Gemini Advisory experts published a report, according to which two precedents were discovered on underground hacker forums when hackers collected EMV card data and put this information up for sale.
Edition ZDNet says that recently, analysts at Cyber R&D Lab conducted an interesting experiment related to EMV cards. The researchers issued EMV cards with a chip in 11 banks in the US, UK and EU, and then used hacking tools against them, which are usually used to copy information stored on EMV cards and their magnetic stripes.
As a result, the researchers were able to extract data from EMV cards and created clones with the same magnetic stripe, but without the actual chip. This turned out to be possible due to the fact that all EMV cards have a magnetic stripe just in case, for example, for a situation if a user has gone abroad and cannot use EMV, or there is an old PoS terminal.
The fact that it is possible to copy the magnetic stripe of EMV cards has been known since 2008, but it was believed that this feature could hardly be abused, since banks planned to transfer all users to EMV and generally refuse to use magnetic stripes.
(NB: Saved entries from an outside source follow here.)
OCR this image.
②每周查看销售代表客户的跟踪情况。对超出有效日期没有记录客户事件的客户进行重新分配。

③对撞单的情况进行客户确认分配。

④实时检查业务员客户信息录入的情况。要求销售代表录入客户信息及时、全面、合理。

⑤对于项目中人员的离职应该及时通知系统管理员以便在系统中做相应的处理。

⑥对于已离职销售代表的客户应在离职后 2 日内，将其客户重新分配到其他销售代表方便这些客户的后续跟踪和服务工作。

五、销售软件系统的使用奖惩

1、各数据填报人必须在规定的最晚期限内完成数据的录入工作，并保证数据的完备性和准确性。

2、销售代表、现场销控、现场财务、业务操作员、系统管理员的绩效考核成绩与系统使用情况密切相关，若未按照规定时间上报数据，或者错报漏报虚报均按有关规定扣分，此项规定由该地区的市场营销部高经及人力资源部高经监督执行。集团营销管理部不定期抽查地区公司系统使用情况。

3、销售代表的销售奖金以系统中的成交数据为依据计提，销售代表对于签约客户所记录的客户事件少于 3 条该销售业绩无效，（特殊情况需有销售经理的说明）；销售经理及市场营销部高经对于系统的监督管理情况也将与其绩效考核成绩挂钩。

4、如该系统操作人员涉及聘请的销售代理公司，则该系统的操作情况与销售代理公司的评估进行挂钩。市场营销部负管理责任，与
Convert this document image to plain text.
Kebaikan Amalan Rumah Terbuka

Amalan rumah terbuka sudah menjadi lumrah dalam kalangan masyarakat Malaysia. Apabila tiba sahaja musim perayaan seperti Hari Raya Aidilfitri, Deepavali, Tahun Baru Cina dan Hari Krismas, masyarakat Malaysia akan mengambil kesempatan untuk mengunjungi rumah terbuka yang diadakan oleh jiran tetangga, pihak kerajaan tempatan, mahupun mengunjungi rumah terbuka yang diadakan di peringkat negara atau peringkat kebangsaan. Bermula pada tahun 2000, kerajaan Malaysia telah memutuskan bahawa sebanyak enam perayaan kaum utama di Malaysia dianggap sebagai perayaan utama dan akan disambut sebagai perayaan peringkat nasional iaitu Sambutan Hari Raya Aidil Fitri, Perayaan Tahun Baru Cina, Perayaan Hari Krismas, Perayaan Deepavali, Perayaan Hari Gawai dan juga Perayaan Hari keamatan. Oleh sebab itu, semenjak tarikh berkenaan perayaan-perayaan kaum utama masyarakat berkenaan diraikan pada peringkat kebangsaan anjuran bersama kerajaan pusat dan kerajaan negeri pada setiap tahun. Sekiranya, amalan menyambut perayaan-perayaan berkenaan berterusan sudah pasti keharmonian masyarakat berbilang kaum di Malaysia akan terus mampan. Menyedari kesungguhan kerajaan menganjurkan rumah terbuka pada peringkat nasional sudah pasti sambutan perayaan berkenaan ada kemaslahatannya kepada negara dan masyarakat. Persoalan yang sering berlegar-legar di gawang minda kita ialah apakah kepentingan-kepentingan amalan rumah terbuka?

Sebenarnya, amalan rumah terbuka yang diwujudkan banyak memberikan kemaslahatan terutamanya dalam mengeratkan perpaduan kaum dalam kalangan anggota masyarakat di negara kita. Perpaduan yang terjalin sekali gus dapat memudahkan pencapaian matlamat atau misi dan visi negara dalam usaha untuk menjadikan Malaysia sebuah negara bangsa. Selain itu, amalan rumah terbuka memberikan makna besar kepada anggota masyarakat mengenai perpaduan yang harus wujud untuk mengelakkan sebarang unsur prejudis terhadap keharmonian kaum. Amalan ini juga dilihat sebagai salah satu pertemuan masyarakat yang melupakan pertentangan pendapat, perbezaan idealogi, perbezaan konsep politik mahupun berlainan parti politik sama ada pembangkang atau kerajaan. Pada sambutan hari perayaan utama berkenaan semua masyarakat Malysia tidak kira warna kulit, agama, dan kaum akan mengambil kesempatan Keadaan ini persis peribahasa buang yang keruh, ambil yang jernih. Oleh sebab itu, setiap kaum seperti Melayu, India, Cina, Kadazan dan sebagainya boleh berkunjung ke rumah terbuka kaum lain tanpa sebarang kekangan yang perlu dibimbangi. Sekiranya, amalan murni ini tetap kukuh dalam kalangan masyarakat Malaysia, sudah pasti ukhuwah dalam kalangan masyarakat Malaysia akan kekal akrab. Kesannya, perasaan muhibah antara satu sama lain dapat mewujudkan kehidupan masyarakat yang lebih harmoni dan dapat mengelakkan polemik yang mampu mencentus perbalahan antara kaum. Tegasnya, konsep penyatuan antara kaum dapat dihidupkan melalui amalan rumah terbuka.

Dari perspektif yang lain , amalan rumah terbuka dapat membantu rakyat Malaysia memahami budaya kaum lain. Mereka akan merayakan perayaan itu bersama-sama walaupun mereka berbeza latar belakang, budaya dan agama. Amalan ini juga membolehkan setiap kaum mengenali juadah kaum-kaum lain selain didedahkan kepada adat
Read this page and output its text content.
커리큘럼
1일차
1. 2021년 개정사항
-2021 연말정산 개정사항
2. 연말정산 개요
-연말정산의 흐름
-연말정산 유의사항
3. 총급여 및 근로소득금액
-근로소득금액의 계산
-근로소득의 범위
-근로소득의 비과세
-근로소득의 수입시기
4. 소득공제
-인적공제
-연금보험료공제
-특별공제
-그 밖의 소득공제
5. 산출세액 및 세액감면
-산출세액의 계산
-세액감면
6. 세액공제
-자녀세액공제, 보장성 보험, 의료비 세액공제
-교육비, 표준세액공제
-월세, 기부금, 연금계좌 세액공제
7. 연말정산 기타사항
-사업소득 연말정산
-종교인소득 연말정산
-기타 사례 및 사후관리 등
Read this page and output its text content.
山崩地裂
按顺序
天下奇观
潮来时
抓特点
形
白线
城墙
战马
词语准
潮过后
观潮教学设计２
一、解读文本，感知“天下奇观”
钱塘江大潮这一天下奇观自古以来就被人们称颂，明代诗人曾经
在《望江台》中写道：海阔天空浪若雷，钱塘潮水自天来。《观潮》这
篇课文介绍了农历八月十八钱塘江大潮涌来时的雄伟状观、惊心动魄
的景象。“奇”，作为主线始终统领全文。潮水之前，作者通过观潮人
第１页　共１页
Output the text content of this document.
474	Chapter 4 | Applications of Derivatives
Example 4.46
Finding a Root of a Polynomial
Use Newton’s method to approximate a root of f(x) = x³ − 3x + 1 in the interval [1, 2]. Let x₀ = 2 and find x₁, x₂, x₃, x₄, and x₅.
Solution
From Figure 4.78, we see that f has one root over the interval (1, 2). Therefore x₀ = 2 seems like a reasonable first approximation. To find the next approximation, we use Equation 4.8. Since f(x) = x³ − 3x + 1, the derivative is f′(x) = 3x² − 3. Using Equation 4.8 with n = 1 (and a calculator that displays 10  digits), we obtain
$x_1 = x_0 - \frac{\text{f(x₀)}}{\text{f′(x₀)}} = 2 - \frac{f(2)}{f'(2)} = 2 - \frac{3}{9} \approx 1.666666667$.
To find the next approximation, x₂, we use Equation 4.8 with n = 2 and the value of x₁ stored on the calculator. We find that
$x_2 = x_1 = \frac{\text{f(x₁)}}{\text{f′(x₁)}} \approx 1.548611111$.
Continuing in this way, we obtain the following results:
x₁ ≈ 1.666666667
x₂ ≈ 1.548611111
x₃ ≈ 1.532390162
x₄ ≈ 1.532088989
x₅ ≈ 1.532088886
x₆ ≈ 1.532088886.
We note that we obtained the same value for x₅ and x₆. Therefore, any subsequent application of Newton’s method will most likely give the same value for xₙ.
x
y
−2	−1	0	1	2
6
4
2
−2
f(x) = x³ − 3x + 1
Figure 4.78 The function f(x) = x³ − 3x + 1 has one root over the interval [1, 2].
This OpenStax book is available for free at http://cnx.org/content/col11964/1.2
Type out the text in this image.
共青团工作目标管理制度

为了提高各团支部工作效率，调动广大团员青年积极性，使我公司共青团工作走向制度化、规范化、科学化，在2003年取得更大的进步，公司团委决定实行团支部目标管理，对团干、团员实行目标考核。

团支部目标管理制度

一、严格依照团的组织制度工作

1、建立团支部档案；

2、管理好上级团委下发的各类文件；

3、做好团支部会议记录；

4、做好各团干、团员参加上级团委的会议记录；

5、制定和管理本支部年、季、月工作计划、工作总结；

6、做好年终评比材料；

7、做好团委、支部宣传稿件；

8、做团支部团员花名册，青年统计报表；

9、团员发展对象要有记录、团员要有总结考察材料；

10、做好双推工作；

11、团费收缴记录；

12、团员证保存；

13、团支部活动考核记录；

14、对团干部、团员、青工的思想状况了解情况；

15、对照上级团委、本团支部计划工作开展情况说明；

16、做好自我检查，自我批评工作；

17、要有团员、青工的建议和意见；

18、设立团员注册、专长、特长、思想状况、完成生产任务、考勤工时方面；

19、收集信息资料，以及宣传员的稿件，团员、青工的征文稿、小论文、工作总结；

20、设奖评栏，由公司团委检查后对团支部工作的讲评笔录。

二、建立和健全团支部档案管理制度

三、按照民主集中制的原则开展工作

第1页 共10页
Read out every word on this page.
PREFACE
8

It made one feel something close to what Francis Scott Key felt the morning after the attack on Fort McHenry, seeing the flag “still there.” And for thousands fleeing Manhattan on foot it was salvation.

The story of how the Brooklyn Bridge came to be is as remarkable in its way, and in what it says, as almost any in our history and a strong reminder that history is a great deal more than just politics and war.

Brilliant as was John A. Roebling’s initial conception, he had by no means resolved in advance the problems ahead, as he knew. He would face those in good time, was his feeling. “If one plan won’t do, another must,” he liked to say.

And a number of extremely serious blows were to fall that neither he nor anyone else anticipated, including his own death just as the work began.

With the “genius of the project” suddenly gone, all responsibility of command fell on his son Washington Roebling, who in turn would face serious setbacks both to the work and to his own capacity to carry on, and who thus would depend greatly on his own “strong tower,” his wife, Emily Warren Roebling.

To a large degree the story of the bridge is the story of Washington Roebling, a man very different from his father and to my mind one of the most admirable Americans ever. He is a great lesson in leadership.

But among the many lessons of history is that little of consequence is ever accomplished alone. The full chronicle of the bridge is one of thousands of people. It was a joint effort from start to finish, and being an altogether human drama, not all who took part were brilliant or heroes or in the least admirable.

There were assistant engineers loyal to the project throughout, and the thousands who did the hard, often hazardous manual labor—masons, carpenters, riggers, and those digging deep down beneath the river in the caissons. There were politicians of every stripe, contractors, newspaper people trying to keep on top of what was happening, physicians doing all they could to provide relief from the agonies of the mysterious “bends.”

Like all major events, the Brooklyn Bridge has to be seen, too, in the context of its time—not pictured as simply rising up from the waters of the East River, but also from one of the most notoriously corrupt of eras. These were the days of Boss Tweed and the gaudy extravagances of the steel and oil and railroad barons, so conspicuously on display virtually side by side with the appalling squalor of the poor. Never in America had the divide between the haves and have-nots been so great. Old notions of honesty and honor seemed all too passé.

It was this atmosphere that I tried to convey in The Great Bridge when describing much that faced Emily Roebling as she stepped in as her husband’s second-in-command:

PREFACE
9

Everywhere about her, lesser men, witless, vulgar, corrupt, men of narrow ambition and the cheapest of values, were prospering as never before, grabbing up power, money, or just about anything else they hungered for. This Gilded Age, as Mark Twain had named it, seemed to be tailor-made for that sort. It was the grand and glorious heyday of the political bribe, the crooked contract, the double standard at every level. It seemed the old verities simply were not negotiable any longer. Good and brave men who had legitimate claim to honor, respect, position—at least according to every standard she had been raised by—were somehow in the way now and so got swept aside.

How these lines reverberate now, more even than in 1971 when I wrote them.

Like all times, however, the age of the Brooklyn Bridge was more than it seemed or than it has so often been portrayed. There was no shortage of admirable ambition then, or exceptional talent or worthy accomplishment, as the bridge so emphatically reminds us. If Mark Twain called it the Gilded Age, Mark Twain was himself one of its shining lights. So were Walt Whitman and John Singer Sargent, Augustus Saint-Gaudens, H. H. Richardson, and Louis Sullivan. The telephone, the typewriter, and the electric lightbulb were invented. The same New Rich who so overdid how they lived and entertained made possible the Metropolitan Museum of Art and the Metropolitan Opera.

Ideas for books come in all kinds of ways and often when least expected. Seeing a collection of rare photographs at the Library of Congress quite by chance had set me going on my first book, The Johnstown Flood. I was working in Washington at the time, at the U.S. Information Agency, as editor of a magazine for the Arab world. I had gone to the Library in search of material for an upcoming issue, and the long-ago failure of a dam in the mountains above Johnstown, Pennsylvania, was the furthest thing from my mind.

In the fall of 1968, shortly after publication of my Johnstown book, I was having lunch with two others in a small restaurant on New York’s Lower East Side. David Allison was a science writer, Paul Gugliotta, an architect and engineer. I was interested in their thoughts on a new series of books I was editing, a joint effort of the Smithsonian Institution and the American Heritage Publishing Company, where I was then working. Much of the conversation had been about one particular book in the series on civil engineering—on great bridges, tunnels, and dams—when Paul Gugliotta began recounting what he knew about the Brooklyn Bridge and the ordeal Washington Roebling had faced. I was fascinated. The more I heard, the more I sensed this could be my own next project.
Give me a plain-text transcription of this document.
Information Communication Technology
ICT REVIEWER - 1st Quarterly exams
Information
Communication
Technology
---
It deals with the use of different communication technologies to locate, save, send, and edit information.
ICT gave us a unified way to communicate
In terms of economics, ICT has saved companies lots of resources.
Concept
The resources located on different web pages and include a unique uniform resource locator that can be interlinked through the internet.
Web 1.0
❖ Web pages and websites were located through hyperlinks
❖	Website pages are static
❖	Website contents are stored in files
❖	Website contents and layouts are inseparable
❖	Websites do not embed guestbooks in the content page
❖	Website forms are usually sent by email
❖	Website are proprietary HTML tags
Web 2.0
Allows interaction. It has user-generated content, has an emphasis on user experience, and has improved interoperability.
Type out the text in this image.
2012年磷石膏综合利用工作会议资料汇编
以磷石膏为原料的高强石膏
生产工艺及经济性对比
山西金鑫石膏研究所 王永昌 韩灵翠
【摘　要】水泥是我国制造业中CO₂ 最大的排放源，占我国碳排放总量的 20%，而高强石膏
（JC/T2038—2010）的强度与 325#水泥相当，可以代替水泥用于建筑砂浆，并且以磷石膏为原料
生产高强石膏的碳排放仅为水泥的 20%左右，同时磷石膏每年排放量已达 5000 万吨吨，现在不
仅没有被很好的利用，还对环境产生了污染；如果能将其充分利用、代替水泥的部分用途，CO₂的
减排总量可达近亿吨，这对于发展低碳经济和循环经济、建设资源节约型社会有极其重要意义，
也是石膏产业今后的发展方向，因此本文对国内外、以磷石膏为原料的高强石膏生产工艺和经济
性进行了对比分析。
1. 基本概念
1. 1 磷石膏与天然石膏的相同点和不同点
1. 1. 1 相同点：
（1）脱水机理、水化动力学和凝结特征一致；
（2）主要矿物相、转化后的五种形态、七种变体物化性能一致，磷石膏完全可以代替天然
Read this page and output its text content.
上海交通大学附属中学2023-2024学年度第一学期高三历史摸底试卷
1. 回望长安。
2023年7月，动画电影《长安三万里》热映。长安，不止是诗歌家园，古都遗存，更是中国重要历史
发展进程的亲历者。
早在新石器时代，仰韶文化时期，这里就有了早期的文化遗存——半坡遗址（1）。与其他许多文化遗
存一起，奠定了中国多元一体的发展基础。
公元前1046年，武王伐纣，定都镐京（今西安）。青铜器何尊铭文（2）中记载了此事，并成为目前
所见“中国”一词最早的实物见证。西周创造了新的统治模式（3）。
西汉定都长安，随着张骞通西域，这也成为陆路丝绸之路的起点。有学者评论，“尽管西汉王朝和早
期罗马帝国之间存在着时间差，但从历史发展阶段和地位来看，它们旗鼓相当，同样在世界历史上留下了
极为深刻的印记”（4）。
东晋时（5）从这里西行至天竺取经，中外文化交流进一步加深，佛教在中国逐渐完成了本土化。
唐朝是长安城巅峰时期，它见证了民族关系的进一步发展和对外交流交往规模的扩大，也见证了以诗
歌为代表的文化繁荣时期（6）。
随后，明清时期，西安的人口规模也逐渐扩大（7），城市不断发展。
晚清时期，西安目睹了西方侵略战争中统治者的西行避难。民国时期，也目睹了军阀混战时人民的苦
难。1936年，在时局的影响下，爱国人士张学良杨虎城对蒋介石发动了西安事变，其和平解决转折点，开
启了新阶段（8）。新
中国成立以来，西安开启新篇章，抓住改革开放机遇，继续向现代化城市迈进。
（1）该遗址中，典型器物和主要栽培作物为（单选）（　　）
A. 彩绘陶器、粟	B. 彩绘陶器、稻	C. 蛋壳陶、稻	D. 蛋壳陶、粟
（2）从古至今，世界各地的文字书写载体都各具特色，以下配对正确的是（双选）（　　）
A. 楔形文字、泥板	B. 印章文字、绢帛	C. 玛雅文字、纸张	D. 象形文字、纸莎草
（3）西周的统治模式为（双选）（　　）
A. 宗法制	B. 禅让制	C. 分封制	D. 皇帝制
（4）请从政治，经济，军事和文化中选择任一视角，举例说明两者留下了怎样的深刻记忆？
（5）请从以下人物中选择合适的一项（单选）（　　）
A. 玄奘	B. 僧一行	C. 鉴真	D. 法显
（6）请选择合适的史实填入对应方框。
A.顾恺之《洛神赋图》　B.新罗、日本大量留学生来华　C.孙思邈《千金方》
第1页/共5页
As practice has now shown, this did not happen, and Cyber R&D Labs specialists reported that they managed to clone four cards in the above described way and carry out transactions.
However, until this week, the problem was still considered rather purely theoretical, since it was not known about the massive use of this technique by hackers, and now such precedents have been discovered by experts at Gemini Advisory.
The researchers write that the EMV card data was stolen from the American supermarket chain Key Food Stores Co-Operative Inc., as well as from the American liquor store Mega Package Store.
The fact that criminals have started cloning EMV cards seems to confirm and warningsent out this month by Visa. Visa representatives write that malware such as Alina POS, Dexter POS and TinyLoader have been updated and can now collect information from EMV cards, which was not previously observed, since the data collected in this way usually could not be monetized.
Gemini Advisory believes that the method that criminals began to use was described as early as 2008, and that this technique, EMV-Bypass Cloning, was the subject of recent research by Cyber R&D Labs.
I demonstrated cloning from chip data to magstripe but the banks said that cards issued after 2008 would not be vulnerable and chip data would be “useless to the fraudster”. This new research shows that the problem still has not been fixed, 12 years on https://t.co/6VX8n84hDb
– Steven Murdoch (@sjmurdoch) July 10, 2020
In theory, it is not too difficult to defend against such attacks: it is enough for banks to conduct more thorough checks when processing transactions from magnetic stripes of EMV cards. But, alas, as a study by Cyber R&D Labs has shown, not all banks pay attention to this.